Le MCAS utilise, pour connaitre l’angle d’attaque, une sonde d’incidence. C’est une espèce de petite girouette sur le côté de l’avion qui permet de mesurer l’angle entre le flux d’air et l’axe transversal de l’avion. Il y en a 2 sur l’avion.

Sonde d'incidence sur 737
Sonde d’incidence sur 737 (source)

A chaque décollage, le système change de sonde pour le MCAS (on utilise une fois la sonde droite, une fois la sonde gauche). C’est un fonctionnement classique en aviation, cela permet de ne pas utiliser systématiquement le même équipement, ce qui permet d’identifie la défaillance de l’un des équipement. En effet, tous les équipements critiques sont doublés, de façon ce qu’en cas de défaillance de l’un des équipement tombe en panne, l’avion reste pilotable avec le second. Mais pour cela, il faut que le second fonctionne. Utiliser alternativement l’un puis l’autre permet d’éviter que le second équipement, qui ne serait jamais utilisé sinon, ne soit en panne sans que l’on ne s’en aperçoive. Le MCAS utilise donc une seule sonde d’incidence, alternativement la gauche et la droite. Le problème de cette approche est que le système ne peut pas s’auto-diagnostiquer : s’il fonctionne sur une sonde en panne qui donne de mauvaises informations, le système ne peut pas le savoir. On compte sur les pilotes pour identifier le problème et désactiver ce système absolument pas indispensable au vol (ça n’est qu’un système d’aide au pilotage) et poursuivre le vol.

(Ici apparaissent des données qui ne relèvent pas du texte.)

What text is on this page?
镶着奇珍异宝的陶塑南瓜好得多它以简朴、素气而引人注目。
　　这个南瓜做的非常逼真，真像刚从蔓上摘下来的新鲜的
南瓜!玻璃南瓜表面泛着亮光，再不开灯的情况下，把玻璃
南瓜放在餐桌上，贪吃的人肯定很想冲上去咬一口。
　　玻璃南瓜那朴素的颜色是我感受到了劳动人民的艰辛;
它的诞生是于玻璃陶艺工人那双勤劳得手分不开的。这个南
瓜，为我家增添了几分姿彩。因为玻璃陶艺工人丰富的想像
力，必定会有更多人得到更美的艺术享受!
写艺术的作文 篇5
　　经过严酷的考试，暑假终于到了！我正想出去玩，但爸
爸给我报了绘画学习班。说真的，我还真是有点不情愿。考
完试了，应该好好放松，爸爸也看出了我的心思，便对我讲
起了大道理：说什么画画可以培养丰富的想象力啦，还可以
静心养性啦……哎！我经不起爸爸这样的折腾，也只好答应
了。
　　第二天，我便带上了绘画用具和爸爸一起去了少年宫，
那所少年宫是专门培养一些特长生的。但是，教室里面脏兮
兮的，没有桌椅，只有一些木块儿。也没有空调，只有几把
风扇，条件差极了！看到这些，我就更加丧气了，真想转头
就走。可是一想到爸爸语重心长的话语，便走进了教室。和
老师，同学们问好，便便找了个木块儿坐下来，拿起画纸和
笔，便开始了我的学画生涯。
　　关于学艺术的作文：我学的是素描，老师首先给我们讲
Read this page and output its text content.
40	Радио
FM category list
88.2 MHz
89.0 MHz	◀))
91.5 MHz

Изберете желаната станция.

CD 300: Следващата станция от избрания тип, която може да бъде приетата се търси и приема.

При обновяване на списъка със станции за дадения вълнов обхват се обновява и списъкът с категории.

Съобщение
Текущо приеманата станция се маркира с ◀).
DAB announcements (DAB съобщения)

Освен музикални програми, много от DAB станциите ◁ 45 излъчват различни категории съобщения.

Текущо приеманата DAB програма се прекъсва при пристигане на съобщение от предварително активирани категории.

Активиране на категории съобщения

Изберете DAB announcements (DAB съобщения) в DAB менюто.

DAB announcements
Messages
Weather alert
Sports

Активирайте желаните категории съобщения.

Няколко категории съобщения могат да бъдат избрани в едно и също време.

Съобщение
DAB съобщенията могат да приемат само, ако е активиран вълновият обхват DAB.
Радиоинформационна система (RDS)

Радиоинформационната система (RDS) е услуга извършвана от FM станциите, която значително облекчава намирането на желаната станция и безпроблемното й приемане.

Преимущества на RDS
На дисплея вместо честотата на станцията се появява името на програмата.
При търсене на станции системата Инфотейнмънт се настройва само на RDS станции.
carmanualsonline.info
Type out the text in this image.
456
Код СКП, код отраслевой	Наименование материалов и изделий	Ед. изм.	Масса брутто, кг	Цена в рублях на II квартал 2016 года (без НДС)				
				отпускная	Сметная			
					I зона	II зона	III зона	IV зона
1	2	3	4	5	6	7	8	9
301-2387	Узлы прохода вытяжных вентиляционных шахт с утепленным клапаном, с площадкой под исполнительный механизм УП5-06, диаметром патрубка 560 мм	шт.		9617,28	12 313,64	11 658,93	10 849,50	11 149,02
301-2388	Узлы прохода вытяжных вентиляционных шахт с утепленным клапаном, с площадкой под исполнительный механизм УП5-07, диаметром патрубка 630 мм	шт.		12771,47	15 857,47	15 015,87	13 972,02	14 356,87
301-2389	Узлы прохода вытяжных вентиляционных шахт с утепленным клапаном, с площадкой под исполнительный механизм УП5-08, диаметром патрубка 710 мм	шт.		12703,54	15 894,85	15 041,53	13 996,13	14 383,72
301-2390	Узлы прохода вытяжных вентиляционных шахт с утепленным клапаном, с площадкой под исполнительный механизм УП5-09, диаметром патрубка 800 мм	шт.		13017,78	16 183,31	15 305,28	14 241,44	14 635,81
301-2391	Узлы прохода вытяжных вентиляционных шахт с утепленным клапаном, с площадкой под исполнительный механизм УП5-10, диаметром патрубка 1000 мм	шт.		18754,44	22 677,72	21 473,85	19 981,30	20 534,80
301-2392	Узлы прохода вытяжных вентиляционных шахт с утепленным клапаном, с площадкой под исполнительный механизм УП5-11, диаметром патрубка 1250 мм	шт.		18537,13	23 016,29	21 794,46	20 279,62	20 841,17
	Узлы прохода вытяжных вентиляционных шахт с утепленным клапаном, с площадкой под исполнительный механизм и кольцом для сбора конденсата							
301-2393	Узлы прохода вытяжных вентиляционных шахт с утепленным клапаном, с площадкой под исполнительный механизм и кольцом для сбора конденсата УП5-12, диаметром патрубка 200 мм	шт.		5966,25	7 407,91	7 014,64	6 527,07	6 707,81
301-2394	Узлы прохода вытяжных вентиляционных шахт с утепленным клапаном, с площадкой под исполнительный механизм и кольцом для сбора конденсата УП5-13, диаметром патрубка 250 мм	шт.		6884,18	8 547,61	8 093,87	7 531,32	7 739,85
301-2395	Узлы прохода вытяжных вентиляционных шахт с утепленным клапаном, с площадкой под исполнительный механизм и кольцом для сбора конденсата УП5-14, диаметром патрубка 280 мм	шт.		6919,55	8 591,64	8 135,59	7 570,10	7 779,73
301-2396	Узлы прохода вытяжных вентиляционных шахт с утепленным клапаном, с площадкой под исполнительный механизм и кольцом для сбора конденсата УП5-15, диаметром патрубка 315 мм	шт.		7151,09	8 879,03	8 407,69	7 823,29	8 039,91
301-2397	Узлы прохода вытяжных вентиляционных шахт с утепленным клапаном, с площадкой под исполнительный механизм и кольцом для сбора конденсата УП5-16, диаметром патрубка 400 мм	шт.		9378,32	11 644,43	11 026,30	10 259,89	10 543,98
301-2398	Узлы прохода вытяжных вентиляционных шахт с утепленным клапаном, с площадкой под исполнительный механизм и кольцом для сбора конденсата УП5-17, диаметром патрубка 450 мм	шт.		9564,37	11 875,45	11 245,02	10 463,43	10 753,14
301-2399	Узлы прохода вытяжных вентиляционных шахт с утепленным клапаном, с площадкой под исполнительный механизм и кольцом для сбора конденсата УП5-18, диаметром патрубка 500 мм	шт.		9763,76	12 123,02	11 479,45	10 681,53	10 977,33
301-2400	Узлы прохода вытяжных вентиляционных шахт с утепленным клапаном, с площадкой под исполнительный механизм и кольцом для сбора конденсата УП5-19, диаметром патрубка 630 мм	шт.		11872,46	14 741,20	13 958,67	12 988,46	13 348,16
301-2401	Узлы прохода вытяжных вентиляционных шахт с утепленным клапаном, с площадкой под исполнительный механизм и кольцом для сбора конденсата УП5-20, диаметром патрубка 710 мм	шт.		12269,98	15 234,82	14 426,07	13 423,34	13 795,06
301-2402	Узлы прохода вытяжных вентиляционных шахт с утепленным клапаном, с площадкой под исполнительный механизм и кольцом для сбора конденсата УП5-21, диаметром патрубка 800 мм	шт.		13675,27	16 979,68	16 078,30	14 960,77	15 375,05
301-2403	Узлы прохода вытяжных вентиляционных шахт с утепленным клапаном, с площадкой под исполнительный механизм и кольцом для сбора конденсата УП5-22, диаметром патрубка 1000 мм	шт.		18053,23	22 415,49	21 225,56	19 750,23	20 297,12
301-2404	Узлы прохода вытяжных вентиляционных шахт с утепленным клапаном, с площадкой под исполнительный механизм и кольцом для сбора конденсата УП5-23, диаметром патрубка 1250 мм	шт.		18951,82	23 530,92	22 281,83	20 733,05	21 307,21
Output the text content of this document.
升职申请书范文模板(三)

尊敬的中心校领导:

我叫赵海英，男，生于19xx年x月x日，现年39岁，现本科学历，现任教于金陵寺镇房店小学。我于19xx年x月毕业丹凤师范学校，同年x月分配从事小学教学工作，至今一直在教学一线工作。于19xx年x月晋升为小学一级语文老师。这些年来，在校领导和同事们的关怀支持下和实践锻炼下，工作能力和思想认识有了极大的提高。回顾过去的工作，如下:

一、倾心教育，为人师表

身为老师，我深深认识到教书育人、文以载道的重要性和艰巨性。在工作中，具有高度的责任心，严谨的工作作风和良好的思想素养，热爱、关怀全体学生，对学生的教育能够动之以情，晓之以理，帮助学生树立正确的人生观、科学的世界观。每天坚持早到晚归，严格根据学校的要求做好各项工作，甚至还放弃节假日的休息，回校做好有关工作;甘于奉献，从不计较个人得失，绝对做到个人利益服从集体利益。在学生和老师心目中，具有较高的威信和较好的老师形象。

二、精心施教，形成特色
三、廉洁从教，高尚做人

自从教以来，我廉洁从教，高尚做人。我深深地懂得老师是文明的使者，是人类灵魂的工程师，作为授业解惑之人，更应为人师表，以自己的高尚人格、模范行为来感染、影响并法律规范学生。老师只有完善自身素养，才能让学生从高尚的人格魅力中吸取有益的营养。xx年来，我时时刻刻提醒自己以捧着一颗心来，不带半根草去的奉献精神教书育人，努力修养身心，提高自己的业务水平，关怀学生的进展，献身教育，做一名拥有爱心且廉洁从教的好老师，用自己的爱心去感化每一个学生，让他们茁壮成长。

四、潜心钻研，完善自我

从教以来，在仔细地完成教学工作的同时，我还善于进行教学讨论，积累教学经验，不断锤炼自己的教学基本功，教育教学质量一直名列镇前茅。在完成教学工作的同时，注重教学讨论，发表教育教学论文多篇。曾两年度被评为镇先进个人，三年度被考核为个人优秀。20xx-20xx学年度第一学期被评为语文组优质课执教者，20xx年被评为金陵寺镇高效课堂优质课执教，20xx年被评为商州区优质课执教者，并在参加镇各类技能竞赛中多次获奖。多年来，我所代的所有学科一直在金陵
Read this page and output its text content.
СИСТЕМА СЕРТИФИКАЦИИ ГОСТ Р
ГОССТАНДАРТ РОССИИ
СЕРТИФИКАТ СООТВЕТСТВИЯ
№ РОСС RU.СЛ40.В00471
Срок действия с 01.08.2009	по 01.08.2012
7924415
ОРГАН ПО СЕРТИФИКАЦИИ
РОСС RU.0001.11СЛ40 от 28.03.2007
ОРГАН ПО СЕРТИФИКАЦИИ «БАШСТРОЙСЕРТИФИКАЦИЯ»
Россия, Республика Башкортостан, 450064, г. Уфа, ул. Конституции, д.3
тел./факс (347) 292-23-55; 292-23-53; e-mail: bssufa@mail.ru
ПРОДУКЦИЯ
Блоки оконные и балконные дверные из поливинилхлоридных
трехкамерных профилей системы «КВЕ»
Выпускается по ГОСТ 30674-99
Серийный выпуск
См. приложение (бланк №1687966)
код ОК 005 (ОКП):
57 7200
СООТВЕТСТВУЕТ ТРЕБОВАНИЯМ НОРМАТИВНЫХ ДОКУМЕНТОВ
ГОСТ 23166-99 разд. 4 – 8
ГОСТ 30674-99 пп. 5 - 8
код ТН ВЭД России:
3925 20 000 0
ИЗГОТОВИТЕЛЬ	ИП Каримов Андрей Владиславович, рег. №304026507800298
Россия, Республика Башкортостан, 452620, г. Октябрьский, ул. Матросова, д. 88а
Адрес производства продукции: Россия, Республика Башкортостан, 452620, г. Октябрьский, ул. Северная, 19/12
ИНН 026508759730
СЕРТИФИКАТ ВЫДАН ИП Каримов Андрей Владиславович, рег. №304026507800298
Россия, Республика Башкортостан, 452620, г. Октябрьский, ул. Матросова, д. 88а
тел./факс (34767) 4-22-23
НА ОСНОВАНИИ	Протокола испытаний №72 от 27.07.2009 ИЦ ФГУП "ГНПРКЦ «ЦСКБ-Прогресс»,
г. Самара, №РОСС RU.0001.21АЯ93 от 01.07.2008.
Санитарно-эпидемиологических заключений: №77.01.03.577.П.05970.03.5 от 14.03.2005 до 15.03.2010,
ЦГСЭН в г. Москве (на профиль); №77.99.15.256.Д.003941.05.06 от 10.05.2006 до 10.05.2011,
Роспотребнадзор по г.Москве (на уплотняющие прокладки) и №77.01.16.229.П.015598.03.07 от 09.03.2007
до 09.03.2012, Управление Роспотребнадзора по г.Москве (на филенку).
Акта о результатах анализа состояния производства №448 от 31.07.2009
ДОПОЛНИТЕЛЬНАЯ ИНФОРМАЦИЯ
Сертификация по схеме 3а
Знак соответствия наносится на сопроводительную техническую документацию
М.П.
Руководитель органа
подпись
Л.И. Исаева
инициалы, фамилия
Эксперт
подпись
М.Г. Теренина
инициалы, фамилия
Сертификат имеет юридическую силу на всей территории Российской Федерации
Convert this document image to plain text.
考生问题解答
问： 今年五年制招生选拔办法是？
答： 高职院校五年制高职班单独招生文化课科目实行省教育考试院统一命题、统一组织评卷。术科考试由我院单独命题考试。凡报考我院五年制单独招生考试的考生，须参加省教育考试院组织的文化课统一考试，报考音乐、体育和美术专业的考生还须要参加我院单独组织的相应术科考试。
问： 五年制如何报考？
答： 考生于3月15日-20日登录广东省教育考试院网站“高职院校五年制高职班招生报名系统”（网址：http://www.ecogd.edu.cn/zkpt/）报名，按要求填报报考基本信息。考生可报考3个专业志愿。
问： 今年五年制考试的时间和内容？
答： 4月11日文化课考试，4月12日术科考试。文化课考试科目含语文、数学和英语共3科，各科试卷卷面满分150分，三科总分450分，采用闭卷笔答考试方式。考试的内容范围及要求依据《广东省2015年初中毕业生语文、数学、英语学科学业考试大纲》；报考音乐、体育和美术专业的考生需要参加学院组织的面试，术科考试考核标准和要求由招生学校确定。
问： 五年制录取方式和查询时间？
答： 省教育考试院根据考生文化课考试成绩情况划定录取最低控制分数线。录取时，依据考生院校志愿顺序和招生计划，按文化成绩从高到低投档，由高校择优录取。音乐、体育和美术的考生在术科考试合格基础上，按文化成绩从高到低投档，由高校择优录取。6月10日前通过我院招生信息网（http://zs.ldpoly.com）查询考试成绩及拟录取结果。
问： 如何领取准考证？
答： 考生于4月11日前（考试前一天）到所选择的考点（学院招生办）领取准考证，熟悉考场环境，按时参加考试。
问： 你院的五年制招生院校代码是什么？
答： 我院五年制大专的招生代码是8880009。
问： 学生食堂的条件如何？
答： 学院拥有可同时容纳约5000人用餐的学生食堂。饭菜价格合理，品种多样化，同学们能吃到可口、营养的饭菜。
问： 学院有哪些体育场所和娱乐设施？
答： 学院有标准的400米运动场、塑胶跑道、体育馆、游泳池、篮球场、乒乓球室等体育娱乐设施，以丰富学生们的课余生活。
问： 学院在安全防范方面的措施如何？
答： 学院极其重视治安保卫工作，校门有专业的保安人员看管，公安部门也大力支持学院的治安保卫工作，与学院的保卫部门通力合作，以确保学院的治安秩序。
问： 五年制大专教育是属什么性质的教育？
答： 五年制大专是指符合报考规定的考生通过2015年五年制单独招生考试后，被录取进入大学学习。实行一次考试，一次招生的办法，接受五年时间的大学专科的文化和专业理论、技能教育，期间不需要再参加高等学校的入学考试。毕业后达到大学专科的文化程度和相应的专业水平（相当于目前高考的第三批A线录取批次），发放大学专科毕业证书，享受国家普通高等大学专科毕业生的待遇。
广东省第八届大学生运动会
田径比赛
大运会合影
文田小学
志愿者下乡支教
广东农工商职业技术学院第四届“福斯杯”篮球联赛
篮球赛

La solution serait que le système prenne en entrée les informations des 2 sondes. Il compare les valeurs renvoyées par les sondes, et en cas de différence trop importante, peut conclure à une défaillance de l’une des sondes et donc se désactiver sans action pilote (mais en général en levant une alarme pour indiquer aux pilotes qu’une fonction est dégradée). J’ignore la raison qui à poussé Boeing à choisir la première approche plutôt que cette seconde, les enquêtes nous l’apprendront peut-être.

Une troisième approche est d’utiliser 3 sondes. On compare en permanence les 3 valeurs, et si une des valeurs s’écarte des 2 autres, alors c’est que la sonde associée n’est pas fiable. Le système peut continuer à fonctionne sur 2 sondes seulement en excluant celle qui renvoi des informations erronées. Cela offre une meilleure fiabilité de fonctionnement mais est plus coûteux (prix de l’intégration de 3 sondes et probablement une légère augmentation de consommation de carburant, les sondes étant situées à l’extérieur de l’avion, elles entraînent nécessairement un peu de traînée et donc de la consommation supplémentaire, je ne peux donner aucun ordre de grandeur cependant).